大分のブランド乾しいたけ
〈うまみだけ〉を使った
豚スペアリブのピリ辛煮込みとオイル煮
旨みたっぷりの戻し汁まで使った煮込み料理。
大分県は、乾(ほし)しいたけの生産量が全国1位。量だけでなく、乾しいたけの品質を競う全国乾椎茸品評会でも、22大会連続の団体優勝を果たすほどの一大産地です。その大分の地で新たに生まれたブランドが〈うまみだけ〉です。
これまで乾しいたけは、形状(かさの開き方)に応じて、「冬菇(どんこ)」「香信(こうしん)」「香菇(こうこ)」の大きく3種類に分類。いろいろな品種が混ざり合っていたことから、同じパッケージに入ったものでも、戻す時間や風味に違いがあったと言います。
そこで、大分県が着目したのが品種でした。成分や味わいに特徴のある品種をフィーチャーして商品化。旨み、香り、歯ごたえの違いにより、現在では7品がラインナップしています。
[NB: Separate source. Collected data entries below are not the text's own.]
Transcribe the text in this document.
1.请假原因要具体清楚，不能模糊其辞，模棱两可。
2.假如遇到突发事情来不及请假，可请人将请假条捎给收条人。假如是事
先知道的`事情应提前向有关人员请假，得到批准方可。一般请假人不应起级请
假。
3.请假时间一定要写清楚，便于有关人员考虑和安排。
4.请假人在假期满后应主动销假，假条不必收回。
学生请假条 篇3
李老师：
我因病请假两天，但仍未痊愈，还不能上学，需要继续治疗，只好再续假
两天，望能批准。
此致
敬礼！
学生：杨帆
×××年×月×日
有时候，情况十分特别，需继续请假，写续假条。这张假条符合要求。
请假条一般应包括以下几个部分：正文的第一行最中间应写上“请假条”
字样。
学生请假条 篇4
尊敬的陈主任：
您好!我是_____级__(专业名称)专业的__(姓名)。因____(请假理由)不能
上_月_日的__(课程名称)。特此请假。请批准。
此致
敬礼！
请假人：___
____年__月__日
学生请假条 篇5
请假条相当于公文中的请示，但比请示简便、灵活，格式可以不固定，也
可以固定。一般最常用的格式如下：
厚みがありしっかりとした味わいの「115(いちいちご)」、やわらかな食感でマイルドな旨みが持ち味の「とよくに」、やさしい香りが特徴的な「ゆう次郎」、抜群の歯ごたえを楽しめる「にく丸」など。
すべて原木にシイタケ菌を植え付けて、1~2年がかりで時間と手間をかけて生育。乾燥させることで旨みをギュッと凝縮しています。メニューによって使い分けたり、好みのタイプを知ると、料理のレパートリーがグンと広がること間違いありません。
今回、料理家・冷水希三子さんが料理に用いるのは、「115」と「とよくに」の2種類。あっという間に仕上がるオイル煮と、ピリッと辛味が効いた煮込みの2品をご紹介します。和食のイメージが強い乾しいたけを主役にした、洋風メニューは興味津々!
「乾しいたけは下ごしらえが大変と思う人もいるかもしれませんが、実は簡単。水と一緒にビニール袋に入れて口を縛り、冷蔵庫にひと晩入れておくだけなので面倒なことは一切ありませんよ」
1品目は、「とよくに」を使った「うまみだけのオイル煮」です。
「『とよくに』は、やわらかい食感ですっと噛み切れるのが特徴。すぐにつくれて食べやすい前菜に向いていると思い、このメニューが浮かびました」
冷蔵庫でひと晩置いた「とよくに」は、軸を切り落としてかさの部分を使います。
「大きければ半分にカットします。戻し汁はザルで漉してホコリやゴミを取り除き、ニンニクは半分に切って芯を取り、ドライトマトは熱湯に漬けて戻します」
鍋に、「とよくに」と戻し汁、ニンニク、ドライトマトを入れ、タイムとオレガノも加えて、ひたひたになるまでエキストラヴァージン(EXV)オリーブオイルを注ぎます。
「中火にかけて沸騰したら弱火にして15分、アクを取りながら煮れば完成です。器に盛りつけたあと、鍋に残った煮汁はパスタを炒めるときに使ったり、炊飯の際に加えて炊き込みご飯にしてもおいしいですよ」
オリーブオイルだけではなく、「とよくに」の戻し汁もたっぷりと使って煮るため、あっさりと軽やかな印象。軽くトーストしたバゲットを添えるのもおすすめです。